Bir yerlere bir şeyler karalayalı ne kadar oldu? Sanırım ilk olarak ilk okul yıllarımızda günlük tutmaya başladık değil mi… Hatta hatıra defterlerimiz vardı; en alt sayfasına maniler karalattığımız. Yaza yaza yaz geldi, çarşıdan kiraz geldi… Minik kilitleri vardı o defterlerin. Anahtarını da odamızda çalışma masamızın çekmecesinde saklardık. Kimi zaman da daha yaratıcı gizli noktalar bulurduk. Sherlock Holmes gelsin de çözsün bakalım o sırrı.
Hatıra defterlerimiz büyüdükçe anlamını yitirdi. Yerine günlükler almaya başladı. Ama dürüst olayım. Ben hiçbir zaman günlük tutmadım. Ta ki yıllar yıllar geçtikten sonra. İçimden bir şeyler karalamak geldiğinde… O da dijital sayfalarda. Fiziksel bir günlüğe sahip olmadım, olmak da istemedim. Sanırım benden sonra da tuttuğum dijital günlüklerim şifreli bir halde, dijital çöplüklerin dibini boylayacak… Her şey ne kadar da dijital ama. Biz de mi öyleyiz?

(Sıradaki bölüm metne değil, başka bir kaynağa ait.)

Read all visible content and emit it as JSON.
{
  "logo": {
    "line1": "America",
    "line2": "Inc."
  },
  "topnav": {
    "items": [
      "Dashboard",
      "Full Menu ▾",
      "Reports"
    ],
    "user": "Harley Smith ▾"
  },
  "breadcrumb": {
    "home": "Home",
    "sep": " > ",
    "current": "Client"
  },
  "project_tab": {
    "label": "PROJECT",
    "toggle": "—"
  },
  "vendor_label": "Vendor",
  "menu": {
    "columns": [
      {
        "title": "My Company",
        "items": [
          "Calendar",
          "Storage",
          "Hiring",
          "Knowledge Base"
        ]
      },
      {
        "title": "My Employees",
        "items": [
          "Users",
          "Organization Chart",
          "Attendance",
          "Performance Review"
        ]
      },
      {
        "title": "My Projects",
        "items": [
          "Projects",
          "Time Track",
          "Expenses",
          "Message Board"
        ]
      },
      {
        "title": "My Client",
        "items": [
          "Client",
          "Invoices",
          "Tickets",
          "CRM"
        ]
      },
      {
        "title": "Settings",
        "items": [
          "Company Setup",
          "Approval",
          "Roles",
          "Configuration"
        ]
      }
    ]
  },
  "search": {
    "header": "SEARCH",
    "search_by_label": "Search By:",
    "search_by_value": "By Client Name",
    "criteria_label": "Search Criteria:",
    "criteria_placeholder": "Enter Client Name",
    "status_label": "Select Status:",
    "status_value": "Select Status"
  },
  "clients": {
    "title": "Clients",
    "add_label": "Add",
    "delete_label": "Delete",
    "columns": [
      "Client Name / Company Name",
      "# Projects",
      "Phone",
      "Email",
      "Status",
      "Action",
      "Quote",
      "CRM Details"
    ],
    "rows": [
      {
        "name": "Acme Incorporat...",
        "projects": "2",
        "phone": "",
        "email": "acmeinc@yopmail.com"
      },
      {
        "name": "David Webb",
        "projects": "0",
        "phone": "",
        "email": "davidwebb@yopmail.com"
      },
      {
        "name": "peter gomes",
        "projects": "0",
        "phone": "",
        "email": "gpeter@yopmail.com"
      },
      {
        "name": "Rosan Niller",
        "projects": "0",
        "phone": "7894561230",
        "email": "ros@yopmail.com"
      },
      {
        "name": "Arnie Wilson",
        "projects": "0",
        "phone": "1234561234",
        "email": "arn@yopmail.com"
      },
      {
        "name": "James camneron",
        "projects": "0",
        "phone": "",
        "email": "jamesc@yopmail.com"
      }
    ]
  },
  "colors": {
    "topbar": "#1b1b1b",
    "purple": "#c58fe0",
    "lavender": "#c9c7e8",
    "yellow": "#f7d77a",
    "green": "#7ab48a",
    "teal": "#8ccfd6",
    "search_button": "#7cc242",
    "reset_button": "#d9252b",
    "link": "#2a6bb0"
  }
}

Bugün kulüpte ekip arkadaşlarımdan bir kaçıyla sohbet ederken, (ki yıllar önce bir eğitmen arkadaşıma da aynı örneği vermiştim…) belki de bilgisayar kodlarından ibaret olduğumuzu söyledim. Tıpkı The Sims oyunu gibi birileri bize komutlar gönderiyor. İhtimal dahilinde mi? Hiç bu konulara girmeye gerek yok. Devre kartlarımızı boşuna yakmayalım. Binlerce yıldır çözülemeyen konu işte. Her kafadan farklı bir ses. Şimdi biz mi çözüm bulacağız; kimsenin bulamadığı bu bilinmeyeni çok olan denklem sorularına?

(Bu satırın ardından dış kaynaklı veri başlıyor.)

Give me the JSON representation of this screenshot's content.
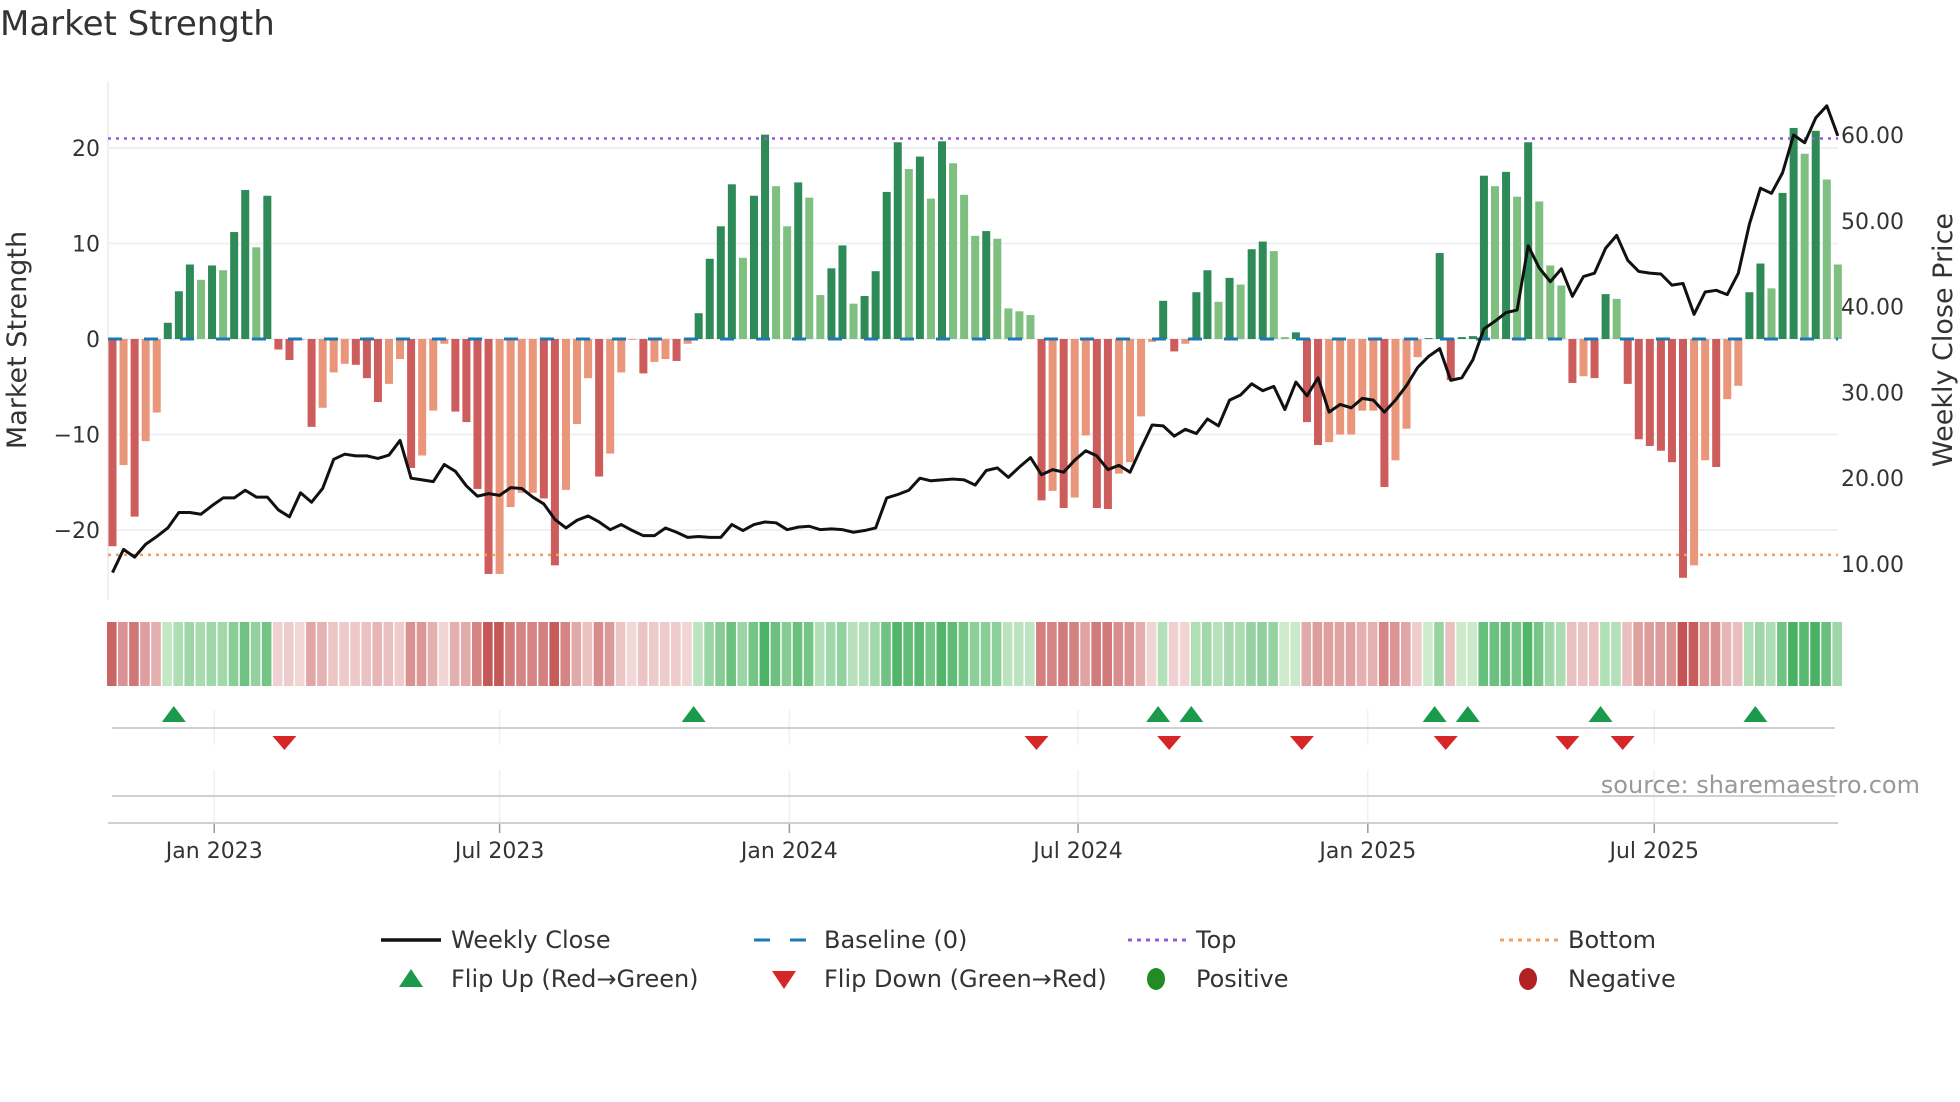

Başlık neydi: Kaç Yıl Oldu? Ne için kaç yıl oldu? Ben yazmaya başlayalı… Hatırlamıyorum. Sadece yazmaktan keyif aldığımı biliyorum. Tıpkı okumaktan keyif aldığım gibi. Tıpkı müzik dinlemekten keyif aldığım gibi. Tıpkı antrenman yapmaktan keyif aldığım gibi. Yazmak yıllardır sıfırlıyor beni. Son 5 yılımda sıfırlamaktan ziyade biraz eksilere düşürdü ama yazmak kadar güzel bir şey var mı bu hayatta? Çünkü sadece buralara değil, dijital günlüğüme de karaladım onlarca, yüzlerce sayfa… Hafızama yazdıklarım ise… Bende saklı.
Uzun bir ara vermiştim blog sayfama yazmayalı. Yoğun bir iş temposuyla boğuşurken öncelikleri farklı oluyor insanın. Duygular, düşünceler karman çorman olabiliyor çoğu zaman. Bir standarda oturtunca kendine geliyor ve düşünmeye başlıyorsun. İşte o an en doğru zaman oluyor çoğu defa. Yazmak için bir konu bulmak şart değil diyorsun kendi kendine… Öznesi “hayatının en önemlisi” olduğunda yıllarca yazdın da ne oldu sanki? Bu yüzden bu gece içimden yazmak geldi. Yazdıklarımın konusu olmadan içimi dökmek geldi. Bir şeylerden bahsetmek geldi. Bir şeylerden kurtulmak geldi. Sıfırlanmak geldi.